The poet became a regular member in 1965 Serbian Academy of Science and Arts, which made very proud.

A year earlier, her collection of poems was published I'm asking for a pardon.

"The collection is a poetic breakthrough that combines contemporary poetic expression and the legacy of certain lexical constructions that were valid for the medieval period and where it talks about the rights of all those who are marginalized in some way," says Šaetović.

Đurić assesses that the poet addressed "her innermost self, striving for a kind of balance and peace that she wanted to achieve through writing."

"On the other hand, her words were addressed to every man equally - to that which is innocent to him, which is in a certain way misunderstood, and should be manifested."

"She awakened in them that most subtle human trait, all that is the deepest and most subtle in every person," says Đurić.

Inspiration for young poets

Milica Vuković's poems Anxiety i Spring song introduced to the world of poetry by Desanka Maksimović.

"Not only because they talked about love, nature, freedom, but reading her poems, I had the feeling that the poetess understands me and that she goes through all these 'youthful sorrows' with me."

"I think she was close to me subconsciously, and due to the fact that she is a woman, we mostly read male writers at the time," says Vuković, who now lives in Vienna, where she graduated from comparative literature.

The time in which Maksimović lived shows "how revolutionary she was", she assesses.

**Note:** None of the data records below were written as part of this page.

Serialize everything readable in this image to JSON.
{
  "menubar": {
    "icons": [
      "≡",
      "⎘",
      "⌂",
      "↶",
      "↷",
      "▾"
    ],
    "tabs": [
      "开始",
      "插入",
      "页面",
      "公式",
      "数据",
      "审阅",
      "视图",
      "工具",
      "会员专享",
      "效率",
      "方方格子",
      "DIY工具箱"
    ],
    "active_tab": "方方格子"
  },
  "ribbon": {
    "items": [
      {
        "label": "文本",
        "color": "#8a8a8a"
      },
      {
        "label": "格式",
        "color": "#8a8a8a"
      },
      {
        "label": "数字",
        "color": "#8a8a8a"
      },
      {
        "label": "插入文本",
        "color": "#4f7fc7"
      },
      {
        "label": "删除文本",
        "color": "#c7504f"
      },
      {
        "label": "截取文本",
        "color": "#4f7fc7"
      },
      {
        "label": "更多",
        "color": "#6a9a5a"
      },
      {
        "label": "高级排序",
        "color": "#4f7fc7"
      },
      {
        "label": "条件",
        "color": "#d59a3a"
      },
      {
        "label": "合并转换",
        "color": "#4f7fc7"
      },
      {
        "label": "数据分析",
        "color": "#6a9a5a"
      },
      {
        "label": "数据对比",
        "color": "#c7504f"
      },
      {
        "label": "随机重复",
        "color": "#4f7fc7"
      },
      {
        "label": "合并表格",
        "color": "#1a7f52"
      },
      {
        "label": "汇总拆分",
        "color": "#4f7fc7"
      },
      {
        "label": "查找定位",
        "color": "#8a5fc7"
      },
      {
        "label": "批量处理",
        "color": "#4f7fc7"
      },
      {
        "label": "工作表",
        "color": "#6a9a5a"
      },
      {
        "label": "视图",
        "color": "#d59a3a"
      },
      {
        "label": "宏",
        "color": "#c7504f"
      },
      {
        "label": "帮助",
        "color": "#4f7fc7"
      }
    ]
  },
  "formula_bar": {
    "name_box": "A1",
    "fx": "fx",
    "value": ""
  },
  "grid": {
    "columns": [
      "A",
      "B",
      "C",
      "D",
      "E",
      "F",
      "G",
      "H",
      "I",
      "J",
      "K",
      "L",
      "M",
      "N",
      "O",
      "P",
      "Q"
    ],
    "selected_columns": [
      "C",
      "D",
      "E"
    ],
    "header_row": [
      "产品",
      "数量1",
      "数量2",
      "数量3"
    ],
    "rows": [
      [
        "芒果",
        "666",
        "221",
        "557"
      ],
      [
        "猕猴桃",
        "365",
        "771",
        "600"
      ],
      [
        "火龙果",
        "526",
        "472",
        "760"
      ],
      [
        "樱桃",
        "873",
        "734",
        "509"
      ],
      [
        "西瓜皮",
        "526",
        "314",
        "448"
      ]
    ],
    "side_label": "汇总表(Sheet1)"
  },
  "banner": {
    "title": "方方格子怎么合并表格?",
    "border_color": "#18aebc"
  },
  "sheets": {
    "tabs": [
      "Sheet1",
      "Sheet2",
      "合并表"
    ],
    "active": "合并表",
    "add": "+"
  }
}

"A woman who wrote about the often dark life around her is a symbol of strength, freedom and uniqueness in the literary sense," adds this 28-year-old.

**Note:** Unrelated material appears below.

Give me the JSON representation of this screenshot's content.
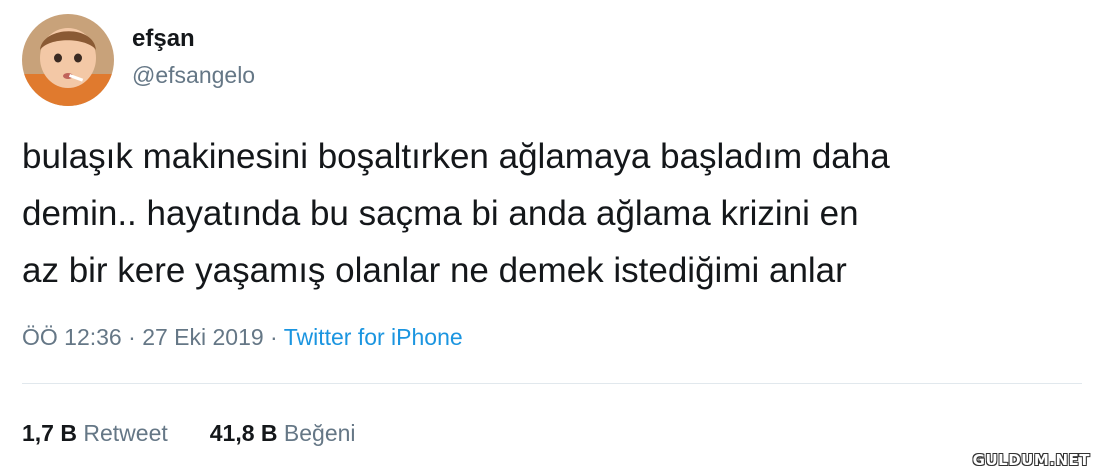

Like Milica, Viktor Janković from Belgrade also read I'm nervous at school, but his first association with the poetess with the hat and string of pearls is the lyrics of the poem Our secret.

"Before I told my friends that I was gay, I used to talk about the guy I liked in the feminine gender, and I immediately recognized myself in these verses.

"That song really hit me, especially the parts 'I won't tell people about you, I won't tell them whether you were just an acquaintance or a dear friend'," says Janković.

He still comes back to the lyrics, but with different emotions - instead of pain and sadness, he is now permeated by a beautiful set.

"It's as if all the loves she wrote about were forbidden, unacceptable at the time she wrote, or maybe she perceives them that way through her prism.

"It's great to be afraid of a person we like and their approach, but it seems to me that there is much more to it than that, as if there is a fear of personal contact with that person - a fear that the environment will not find out about that contact," he adds.

'A temperament rarely seen'

Desanka Maksimović's last collection was published in 1992.

"There wasn't a day when he didn't pick up a pen, sit down and write.

"She didn't waste time even in moments when she was sad because of the death of her mother or husband, she didn't relax, she picked up a pen and translated other poets," her cousin recalls.

In addition to writing, she occasionally translated, mostly poetry from Russian, Slovenian, Bulgarian and French.

"Everything she did, she did passionately, with a lot of enthusiasm, with strong emotions.

"She was a person who lived in such a way as not to endanger others, persistent in realizing her idea, but never at the expense of others," Milakara remembers.

Zoran Božić remembers her fellow citizen as a gentle, calm and eternally smiling woman.

"He remains one of the favorite historical, literary figures, a temperament rarely seen and unprecedented energy," he describes.